Thursday, January 13, 2005

Buying a Meal Ticket


The New York Times > Opinion > Op-Ed Columnist: Men Just Want Mommy

"Powerful women are at a disadvantage in the marriage market because men may prefer to marry less-accomplished women." Men think that women with important jobs are more likely to cheat on them....there are evolutionary pressures on males to take steps to minimize the risk of raising offspring that are not their own."...smart men with demanding jobs would rather have old-fashioned wives, like their mums, than equals. The study found that a high I.Q. hampers a woman's chance to get married, while it is a plus for men. The prospect for marriage increased by 35 percent for guys for each 16-point increase in I.Q.; for women, there is a 40 percent drop for each 16-point rise. So was the feminist movement some sort of cruel hoax? The more women achieve, the less desirable they are? Women want to be in a relationship with guys they can seriously talk to - unfortunately, a lot of those guys want to be in relationships with women they don't have to talk to.

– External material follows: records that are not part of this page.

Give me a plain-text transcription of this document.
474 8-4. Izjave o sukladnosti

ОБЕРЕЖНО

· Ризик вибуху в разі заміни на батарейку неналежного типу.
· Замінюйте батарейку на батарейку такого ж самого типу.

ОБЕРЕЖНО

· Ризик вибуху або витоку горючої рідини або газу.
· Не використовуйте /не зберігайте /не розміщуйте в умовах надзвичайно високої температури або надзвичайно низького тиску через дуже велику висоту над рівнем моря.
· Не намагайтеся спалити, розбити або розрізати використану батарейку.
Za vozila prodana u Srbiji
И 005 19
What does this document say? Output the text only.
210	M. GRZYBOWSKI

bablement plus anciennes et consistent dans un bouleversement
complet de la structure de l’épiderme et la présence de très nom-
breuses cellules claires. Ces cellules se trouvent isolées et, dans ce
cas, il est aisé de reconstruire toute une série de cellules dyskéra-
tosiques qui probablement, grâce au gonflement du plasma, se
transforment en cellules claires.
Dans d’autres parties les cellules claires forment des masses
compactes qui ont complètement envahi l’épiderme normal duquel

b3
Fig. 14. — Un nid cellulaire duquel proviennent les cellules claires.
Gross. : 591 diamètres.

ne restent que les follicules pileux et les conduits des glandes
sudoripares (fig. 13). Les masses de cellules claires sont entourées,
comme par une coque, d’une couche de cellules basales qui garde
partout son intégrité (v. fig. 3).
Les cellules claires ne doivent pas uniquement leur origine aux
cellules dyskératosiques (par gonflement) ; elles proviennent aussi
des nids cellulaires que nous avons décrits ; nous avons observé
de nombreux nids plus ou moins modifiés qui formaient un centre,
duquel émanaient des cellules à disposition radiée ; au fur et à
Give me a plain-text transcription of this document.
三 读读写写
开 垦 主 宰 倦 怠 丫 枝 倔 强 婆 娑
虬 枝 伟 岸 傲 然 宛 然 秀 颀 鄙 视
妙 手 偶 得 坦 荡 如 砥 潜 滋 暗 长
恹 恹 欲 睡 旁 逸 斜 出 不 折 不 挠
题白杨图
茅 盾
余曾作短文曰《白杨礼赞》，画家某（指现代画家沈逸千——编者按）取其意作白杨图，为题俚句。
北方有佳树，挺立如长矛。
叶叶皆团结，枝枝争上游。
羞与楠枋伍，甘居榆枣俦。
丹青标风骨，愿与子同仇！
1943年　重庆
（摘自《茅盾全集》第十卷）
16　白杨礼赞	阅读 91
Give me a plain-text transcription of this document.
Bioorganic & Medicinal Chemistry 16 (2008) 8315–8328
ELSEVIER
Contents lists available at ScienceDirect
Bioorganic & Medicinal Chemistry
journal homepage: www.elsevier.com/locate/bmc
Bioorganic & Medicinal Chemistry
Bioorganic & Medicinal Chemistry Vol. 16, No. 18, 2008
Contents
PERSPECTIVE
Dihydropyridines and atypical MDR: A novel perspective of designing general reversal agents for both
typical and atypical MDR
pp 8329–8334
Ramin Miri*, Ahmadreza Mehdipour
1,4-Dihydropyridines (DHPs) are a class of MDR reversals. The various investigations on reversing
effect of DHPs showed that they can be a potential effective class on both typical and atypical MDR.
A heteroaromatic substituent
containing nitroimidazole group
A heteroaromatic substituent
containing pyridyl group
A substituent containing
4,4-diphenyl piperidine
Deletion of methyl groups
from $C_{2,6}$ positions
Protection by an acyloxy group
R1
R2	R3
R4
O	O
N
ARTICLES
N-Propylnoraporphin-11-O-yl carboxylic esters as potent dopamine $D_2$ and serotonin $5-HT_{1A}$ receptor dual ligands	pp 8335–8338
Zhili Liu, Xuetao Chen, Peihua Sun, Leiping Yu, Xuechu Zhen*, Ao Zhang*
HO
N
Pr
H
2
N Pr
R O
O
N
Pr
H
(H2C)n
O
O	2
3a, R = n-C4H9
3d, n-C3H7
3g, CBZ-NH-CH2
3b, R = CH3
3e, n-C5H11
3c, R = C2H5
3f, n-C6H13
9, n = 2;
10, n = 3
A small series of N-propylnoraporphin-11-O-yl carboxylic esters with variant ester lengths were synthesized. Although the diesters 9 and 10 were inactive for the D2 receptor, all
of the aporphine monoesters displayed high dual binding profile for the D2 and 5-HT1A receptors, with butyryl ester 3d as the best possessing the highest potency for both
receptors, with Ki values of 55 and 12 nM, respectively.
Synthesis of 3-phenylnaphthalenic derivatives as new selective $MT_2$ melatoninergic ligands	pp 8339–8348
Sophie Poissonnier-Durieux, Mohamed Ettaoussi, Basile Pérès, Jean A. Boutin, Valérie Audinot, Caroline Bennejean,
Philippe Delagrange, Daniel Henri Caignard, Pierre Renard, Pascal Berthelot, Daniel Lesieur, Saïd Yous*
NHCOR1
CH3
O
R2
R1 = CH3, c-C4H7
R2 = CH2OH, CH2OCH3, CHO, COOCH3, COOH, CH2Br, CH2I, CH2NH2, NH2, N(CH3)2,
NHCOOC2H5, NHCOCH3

As with all sociobiological explanations there's probably something to it but it misses the point. With every 16 point rise in IQ there's that much less reason for women to get married--particularly since men look for ego-stroking and support services. When I was growing up the only way to get a place of your own was by getting married. The only alternative was to be an old maid schoolteacher and take care of your aging parents until they died and you inherited the house. When I was an undergraduate, Miss Cowler, the English professor who instilled my lifelong passion for the Enlightenment (which she, and everyone else at the time called "The Eighteenth Century") invited me to her house for drinks. I still remember the beautiful cylindrical glasses with false bottoms in which she served liqueurs and my amazement at the fact that she, an unmarried women, actually lived in a house on her own. I thought there was some law against it.

My mother's view was that a man was, as she put it, a "meal ticket." You got married to get a house of your own and a man to pay the mortgage, take out the trash and do odd jobs. It was also the ticket out of the labor force, where there were no options for women other than dead-end drudgery at low wages. As my mother said of my cousin Joan, who had taught elementary school, "she couldn't stand dealing with those 30 little stinkers so she got pregnant as soon as possible." Coming from this I wondered why any woman who could get a good job and make enough money to buy a house, get nice liqueur glasses, and pay for handyman services, would get married.

It always amazed me that feminists by and large bought into the male picture of the traditional arrangement according to which women were subservient and oppressed. According to the traditional female picture men were dumb animals with strong backs and weak brains whom women manipulated. My mother told me the story of a remote ancestor, apparently domiciled in Silas Marner country around the time of the Industrial Revolution. He had a loom in his cottage which he worked lying on the floor underneath it. When he tried to come up for a break, pulling backward to sit up, his wife would grab him by the ankles, drag him back under the loom and force him to keep working. Did traditional men ever get the idea that traditional women were using them---flattering their vanity, soothing their egos and providing small services in order to get houses of their own, financial support and household maintenance? Did they ever realize that it was traditional women, not feminists, who were contemptuous of them?

I don't practice what I preach--married very young and now married for 32 years, I wanted a relationship with someone I could talk to and a real Dick-and-Jane family in the suburbs--and I fell in love. But none of my friends are married. Why bother? If you have a decent job and aren't looking for a bail out, if you can buy a house on your own salary and afford to hire a handyman, if you can get the things you want without sucking up, playing games, flattering and doing little services for a male companion, why bother?

2 comments:

Anonymous said...

I have been married for 13 years and I'm married because I realized at some point that "the things I want" were not THINGS at all. When I read the article I wondered how a "demanding job" presumably outside the home makes a man somehow superior to his "old-fashioned wife". How is she not his equal? Because she is not like him? Because she does not participate in the construct called, work week and career? How did the measure of a person become reduced to nothing more than a job title or salary? Or is it just that our materialistic world has twisted what constitutes success, failure, worth and equality. Mozart died penniless and was buried in a paupers grave, vanGogh was derided and ignored...perhaps those who willingly sell their lives an hour at a time to buy a bunch of crap and to ensure the success of others are not as smart as they may believe. I recently overheard a woman I know claim that being a stay at home mother is demeaning...of course she gets botulism injected into her face and spends her days "sucking up, playing games, flattering and doing little services" for a man that's not even paying her mortgage so that she can be "equal"...not demeaning at all. It amazes me that women think that we are no longer buying into male arrangements and that somehow that going to work means we are no longer subservient and oppressed...we may have wanted real equality but we have accepted an ersatz facsimile...

Anonymous said...

When I read the article in the Times I couldn't help but think of a Yiddish saying that my poppy was fond of. The girl who can't dance, says the band can't play. Perhaps these women need to take a closer look at why they are undesirable, and I don't think it's because they are too brilliant and wonderful. As for the "less accomplished women" it sounds as if they are accomplishing quite a bit!